Elafibranor also: (1) Prevented ALD-induced apoptosis, as measured by the TUNEL assay showing decreased apoptosis; (2) Allowed recovery of hepatocyte proliferation as measured by Ki67 immunostaining; and (3) Improved autophagy, which is strongly impaired in ALD animals. These biochemical improvements resulted in lowered scores of fibrosis and an overall relief from liver inflammation as demonstrated by decreased infiltration of Kupfer cells in the hepatic parenchyma, lowered activation of NF-kB signaling, and reduced expression levels of proinflammatory genes Tnfa, Il1b, Il6, and Ccl2 (encoding monocyte chemoattractant protein 1). Importantly, elafibranor also ameliorated the intestinal barrier function by reinstating the expression of tight junction genes and proteins Zo1, occludin, and claudin 2 and alleviating ALD-induced apoptosis, as observed in the liver.

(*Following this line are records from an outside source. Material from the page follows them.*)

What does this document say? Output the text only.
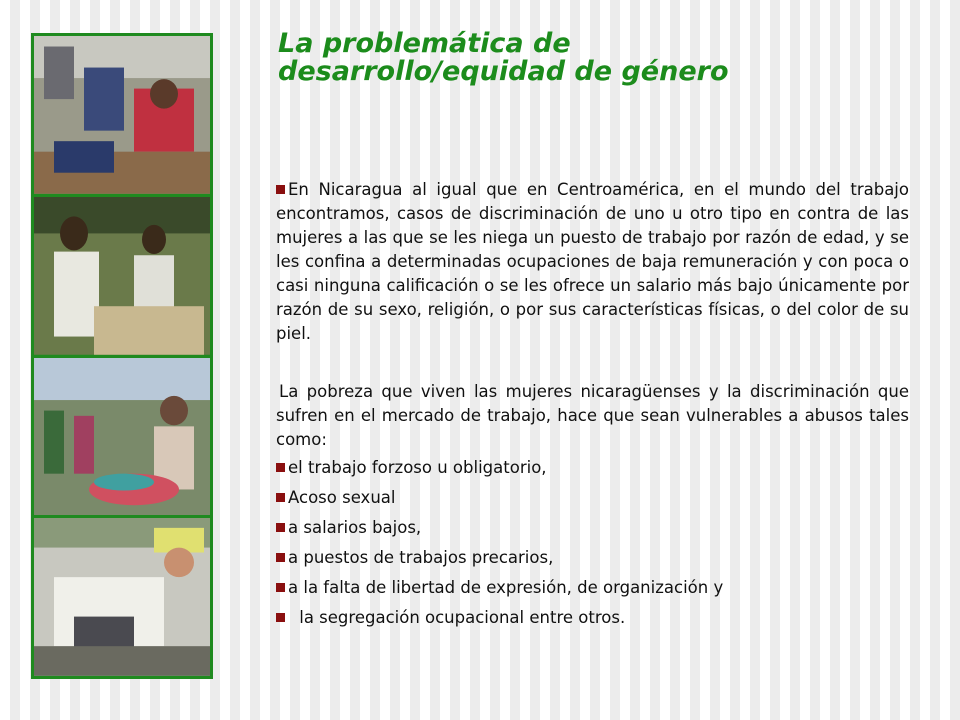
La problemática de
desarrollo/equidad de género

En Nicaragua al igual que en Centroamérica, en el mundo del trabajo encontramos, casos de discriminación de uno u otro tipo en contra de las mujeres a las que se les niega un puesto de trabajo por razón de edad, y se les confina a determinadas ocupaciones de baja remuneración y con poca o casi ninguna calificación o se les ofrece un salario más bajo únicamente por razón de su sexo, religión, o por sus características físicas, o del color de su piel.

La pobreza que viven las mujeres nicaragüenses y la discriminación que sufren en el mercado de trabajo, hace que sean vulnerables a abusos tales como:

el trabajo forzoso u obligatorio,
Acoso sexual
a salarios bajos,
a puestos de trabajos precarios,
a la falta de libertad de expresión, de organización y
la segregación ocupacional entre otros.
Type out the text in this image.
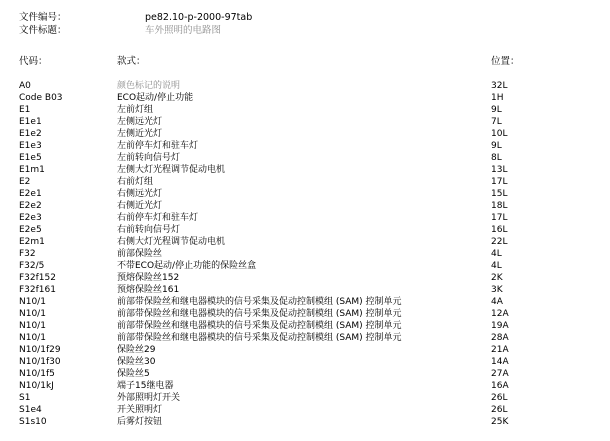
文件编号：	pe82.10-p-2000-97tab
文件标题：	车外照明的电路图
代码：	款式：	位置：
A0	颜色标记的说明	32L
Code B03	ECO起动/停止功能	1H
E1	左前灯组	9L
E1e1	左侧远光灯	7L
E1e2	左侧近光灯	10L
E1e3	左前停车灯和驻车灯	9L
E1e5	左前转向信号灯	8L
E1m1	左侧大灯光程调节促动电机	13L
E2	右前灯组	17L
E2e1	右侧远光灯	15L
E2e2	右侧近光灯	18L
E2e3	右前停车灯和驻车灯	17L
E2e5	右前转向信号灯	16L
E2m1	右侧大灯光程调节促动电机	22L
F32	前部保险丝	4L
F32/5	不带ECO起动/停止功能的保险丝盒	4L
F32f152	预熔保险丝152	2K
F32f161	预熔保险丝161	3K
N10/1	前部带保险丝和继电器模块的信号采集及促动控制模组 (SAM) 控制单元	4A
N10/1	前部带保险丝和继电器模块的信号采集及促动控制模组 (SAM) 控制单元	12A
N10/1	前部带保险丝和继电器模块的信号采集及促动控制模组 (SAM) 控制单元	19A
N10/1	前部带保险丝和继电器模块的信号采集及促动控制模组 (SAM) 控制单元	28A
N10/1f29	保险丝29	21A
N10/1f30	保险丝30	14A
N10/1f5	保险丝5	27A
N10/1kJ	端子15继电器	16A
S1	外部照明灯开关	26L
S1e4	开关照明灯	26L
S1s10	后雾灯按钮	25K
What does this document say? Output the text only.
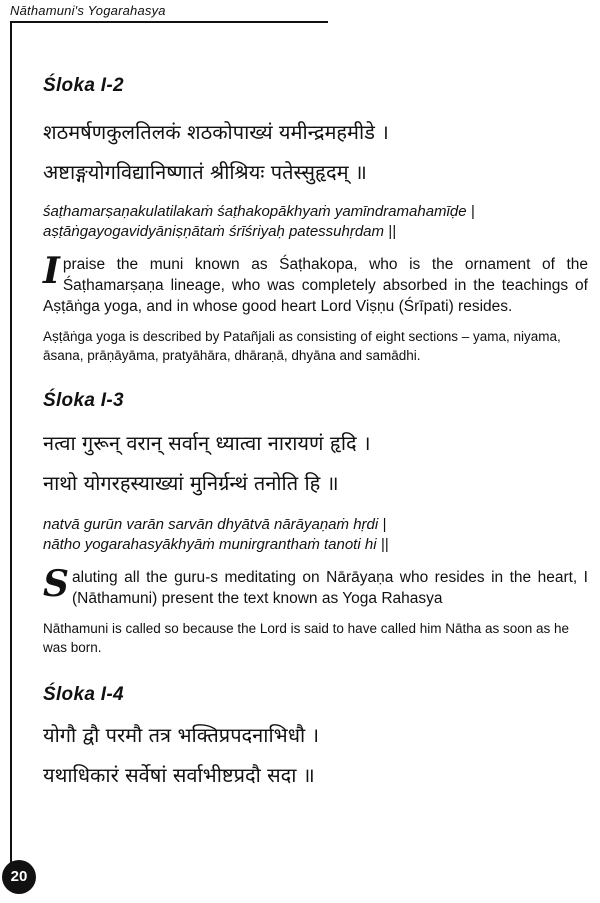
Nāthamuni's Yogarahasya
Śloka I-2
शठमर्षणकुलतिलकं शठकोपाख्यं यमीन्द्रमहमीडे ।
अष्टाङ्गयोगविद्यानिष्णातं श्रीश्रियः पतेस्सुहृदम् ॥
śaṭhamarṣaṇakulatilakaṁ śaṭhakopākhyaṁ yamīndramahamīḍe |
aṣṭāṅgayogavidyāniṣṇātaṁ śrīśriyaḥ patessuhṛdam ||
I praise the muni known as Śaṭhakopa, who is the ornament of the Śaṭhamarṣaṇa lineage, who was completely absorbed in the teachings of Aṣṭāṅga yoga, and in whose good heart Lord Viṣṇu (Śrīpati) resides.
Aṣṭāṅga yoga is described by Patañjali as consisting of eight sections – yama, niyama, āsana, prāṇāyāma, pratyāhāra, dhāraṇā, dhyāna and samādhi.
Śloka I-3
नत्वा गुरून् वरान् सर्वान् ध्यात्वा नारायणं हृदि ।
नाथो योगरहस्याख्यां मुनिर्ग्रन्थं तनोति हि ॥
natvā gurūn varān sarvān dhyātvā nārāyaṇaṁ hṛdi |
nātho yogarahasyākhyāṁ munirgranthaṁ tanoti hi ||
Saluting all the guru-s meditating on Nārāyaṇa who resides in the heart, I (Nāthamuni) present the text known as Yoga Rahasya
Nāthamuni is called so because the Lord is said to have called him Nātha as soon as he was born.
Śloka I-4
योगौ द्वौ परमौ तत्र भक्तिप्रपदनाभिधौ ।
यथाधिकारं सर्वेषां सर्वाभीष्टप्रदौ सदा ॥
20
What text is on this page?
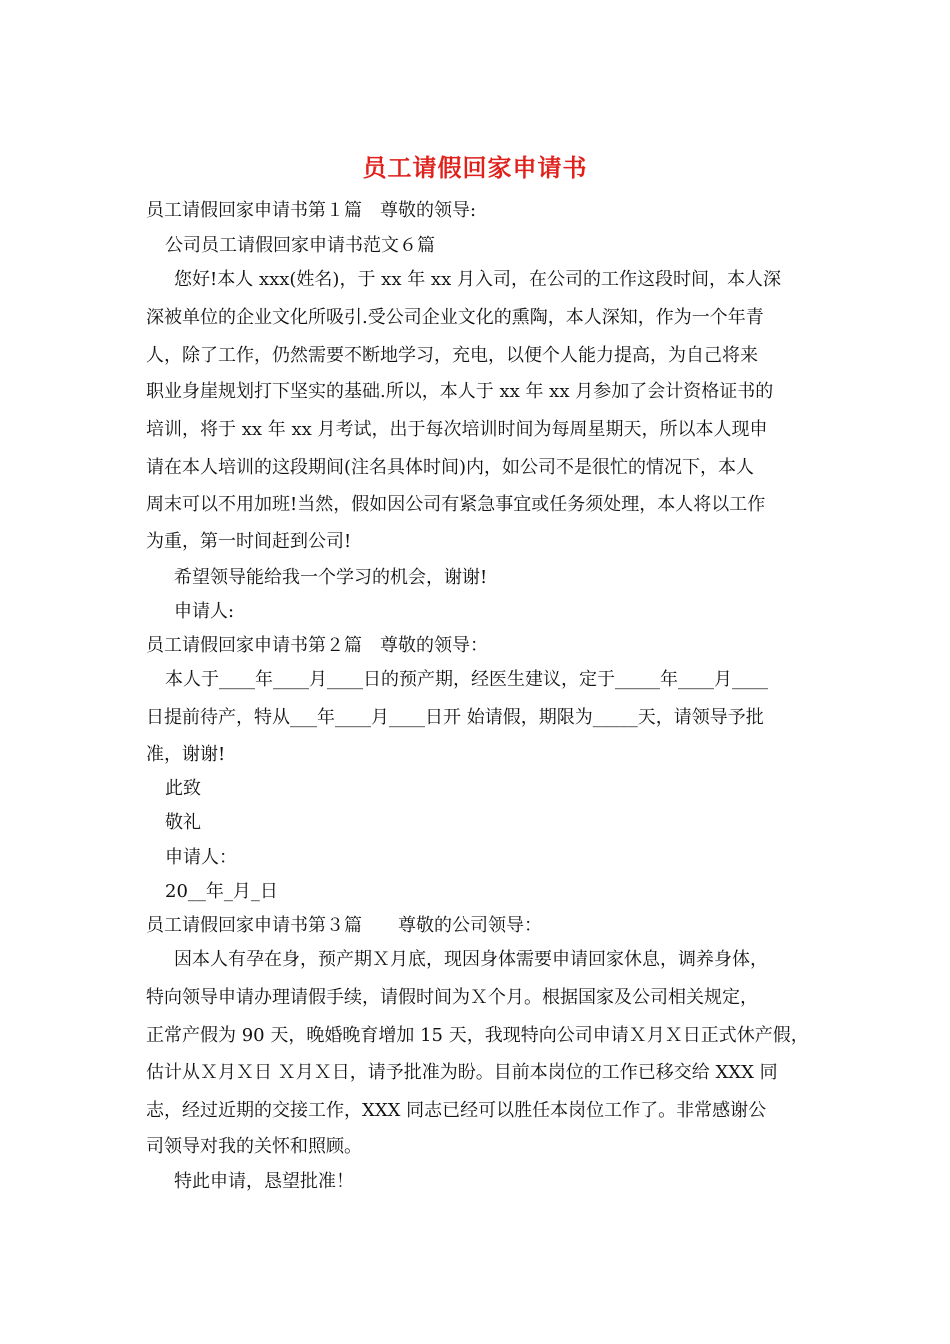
员工请假回家申请书
员工请假回家申请书第１篇　尊敬的领导:
公司员工请假回家申请书范文６篇
您好!本人 xxx(姓名)，于 xx 年 xx 月入司，在公司的工作这段时间，本人深
深被单位的企业文化所吸引.受公司企业文化的熏陶，本人深知，作为一个年青
人，除了工作，仍然需要不断地学习，充电，以便个人能力提高，为自己将来
职业身崖规划打下坚实的基础.所以，本人于 xx 年 xx 月参加了会计资格证书的
培训，将于 xx 年 xx 月考试，出于每次培训时间为每周星期天，所以本人现申
请在本人培训的这段期间(注名具体时间)内，如公司不是很忙的情况下，本人
周末可以不用加班!当然，假如因公司有紧急事宜或任务须处理，本人将以工作
为重，第一时间赶到公司!
希望领导能给我一个学习的机会，谢谢!
申请人:
员工请假回家申请书第２篇　尊敬的领导：
本人于____年____月____日的预产期，经医生建议，定于_____年____月____
日提前待产，特从___年____月____日开 始请假，期限为_____天，请领导予批
准，谢谢!
此致
敬礼
申请人：
20__年_月_日
员工请假回家申请书第３篇　　尊敬的公司领导：
因本人有孕在身，预产期Ｘ月底，现因身体需要申请回家休息，调养身体，
特向领导申请办理请假手续，请假时间为Ｘ个月。根据国家及公司相关规定，
正常产假为 90 天，晚婚晚育增加 15 天，我现特向公司申请Ｘ月Ｘ日正式休产假，
估计从Ｘ月Ｘ日 Ｘ月Ｘ日，请予批准为盼。目前本岗位的工作已移交给 XXX 同
志，经过近期的交接工作，XXX 同志已经可以胜任本岗位工作了。非常感谢公
司领导对我的关怀和照顾。
特此申请，恳望批准！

In summary (Figure 1), the investigation of Koizumi et al[8], using a set of well-designed and informative experimental approaches, supported the notion that elafibranor may have a potential to ameliorate ALD. A small drawback of the study was that the experimental model was boosted by multiple CCl₄ injections. Hence, it is difficult to discern the specific contribution to liver pathology caused by CCl₄ or the administered ethanol. In this respect, follow-up studies inducing ALD in rodents by administration of the Lieber-DeCarli ethanol-supplemented diet (without CCl4 administration) would prove informative[10]. Also, the induction of ALD and therapeutic treatment by elafibranor were simultaneous, while translational use in humans would occur once the symptoms of ALD had occurred. Finally, it must not be discounted that in most patients with SLD caused by alcohol consumption, alcohol might not be the only contributor, with other nutritional of lifestyle habits contributing to the manifestation of the pathology. Further studies in animal models may be warranted to fully define the positive effects of elafibranor on ALD. As the efficacy and safety profiles of elafibranor have been already proven in humans, clinical testing on patients suffering from ALD may be feasible to potentially define elafibranor as a treatment for the disease.

Figure 1 Schematic diagram of study protocol inducing alcohol-associated liver disease and beneficial effects of elafibranor on liver steatotic disease. ALD: Alcohol-associated liver disease; CCl₄: Carbon tetrachloride.